Food 3. Spaghetti with meatballs

The beef in this dish is rich in iron and protein, the lycopene contained in tomato juice and the carbohydrate that can generate human energy in pasta, making this meal "healthy for three times". If you're a moderate protein and lean beef eater, you can enjoy the dish without worrying about overdoing it. However, it must be controlled in a plate of cooked macaroni with 3 ounces of beef.

Food 4. Peanut butter

You can often hear many people say "eating peanut butter will make you fat.". Yes, it does contain fat. But 30% of the calories you need every day come from healthy fat, so why not add peanut butter? Nuts are also one of the sources of protein, fiber and vitamin E. Nuts like peanuts, such as almonds and walnuts, are also a good source of healthy fat for you every day.

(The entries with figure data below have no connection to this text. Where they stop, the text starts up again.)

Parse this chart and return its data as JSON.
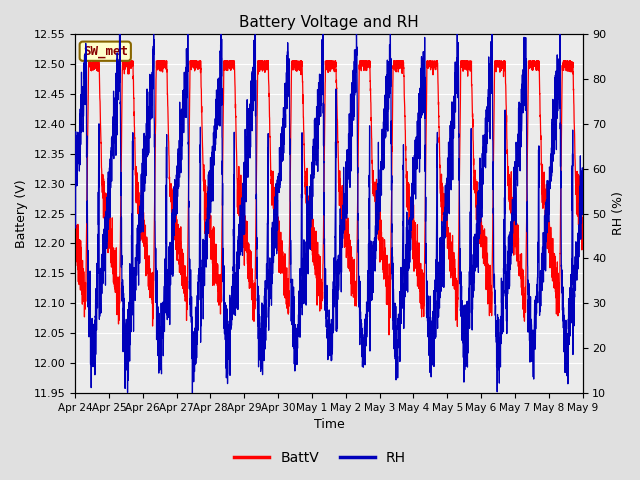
{
  "title": "Battery Voltage and RH",
  "xlabel": "Time",
  "ylabel_left": "Battery (V)",
  "ylabel_right": "RH (%)",
  "station_label": "SW_met",
  "ylim_left": [
    11.95,
    12.55
  ],
  "ylim_right": [
    10,
    90
  ],
  "yticks_left": [
    11.95,
    12.0,
    12.05,
    12.1,
    12.15,
    12.2,
    12.25,
    12.3,
    12.35,
    12.4,
    12.45,
    12.5,
    12.55
  ],
  "yticks_right": [
    10,
    20,
    30,
    40,
    50,
    60,
    70,
    80,
    90
  ],
  "xtick_labels": [
    "Apr 24",
    "Apr 25",
    "Apr 26",
    "Apr 27",
    "Apr 28",
    "Apr 29",
    "Apr 30",
    "May 1",
    "May 2",
    "May 3",
    "May 4",
    "May 5",
    "May 6",
    "May 7",
    "May 8",
    "May 9"
  ],
  "color_battv": "#FF0000",
  "color_rh": "#0000BB",
  "legend_battv": "BattV",
  "legend_rh": "RH",
  "bg_color": "#E0E0E0",
  "plot_bg_color": "#EBEBEB",
  "grid_color": "#FFFFFF",
  "station_label_bg": "#FFFFCC",
  "station_label_border": "#886600",
  "station_label_text_color": "#880000",
  "n_days": 15,
  "pts_per_day": 288
}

Food 5. Coffee

Coffee is rich in antioxidants, which can add a little energy to your life. Some studies have shown that drinking self-made coffee can reduce the risk of diabetes and improve the age. But drinking too much coffee can affect your blood pressure and heart function, causing anxiety and stomach discomfort. Coffee is good for your body and mind, but not for your body's energy. Coffee can also affect the body's absorption of calcium, which is not conducive to long-term healthy bone development.

Food 6. Corn

Some people don't like corn because it's a vegetable with starch. Yes, it contains starch, because it's actually a food crop! A cup of corn contains 5g of protein, 4G of fiber (more than 25% of the body's daily requirement), and vitamin B, which can generate body energy. Corn oil is rich in several unsaturated fatty acids. It is an inhibitor of cholesterol absorption. It can reduce the cholesterol content in plasma and prevent coronary heart disease.

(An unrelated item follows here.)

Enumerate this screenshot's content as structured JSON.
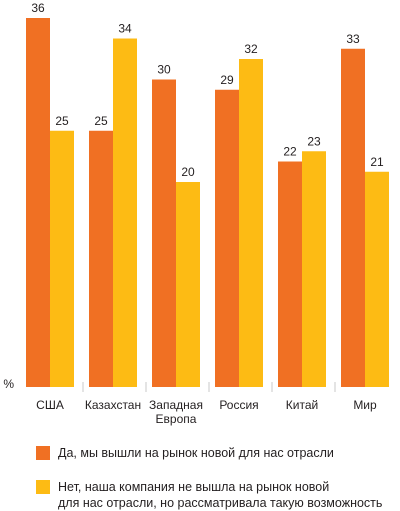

You can eat corn in a variety of ways, such as porridge, tortillas or popcorn, which are all choices for healthy whole grain food. Corn can be boiled in soup instead of tea, or crushed into corn flour, corn cake, etc. The expanded popcorn has a large volume, which can eliminate the hunger of obese people after eating, but it has a low calorie after eating, and it is also one of the substitutes.

Food 7. Chicken thighs

As "black" meat, chicken often bears the bad title of "causing fat and artery blockage". Black meat is rich in healthy unsaturated fat, and thighs are more affordable than skinned breast meat. So it's a good choice to add drumsticks to your weekend dinner menu.

Food 8. Potatoes

There's a vegetable with starch that you might not be able to avoid - potatoes, which are a nutritional "factory.". A medium potato contains 165 calories, 5g fiber, 4G protein, 10% iron and 70% vitamin C daily. Do you like French fries? You can save more than 300 calories and 20 grams of fat by baking "fries" in some ovens.

Food 9. Eggs

Eggs contain a certain amount of cholesterol, but that doesn't mean they're classified as inedible. According to the U.S. egg Commission, a healthy adult can eat two eggs a day, which does not have a significant impact on blood cholesterol levels.

Everyone knows what food is delicious and what food is bad. Everyone knows what food is nutritious and what food is not nutritious. But not many people know that this food has other nutrients. We should learn to eat healthy and understand the nutrition of things.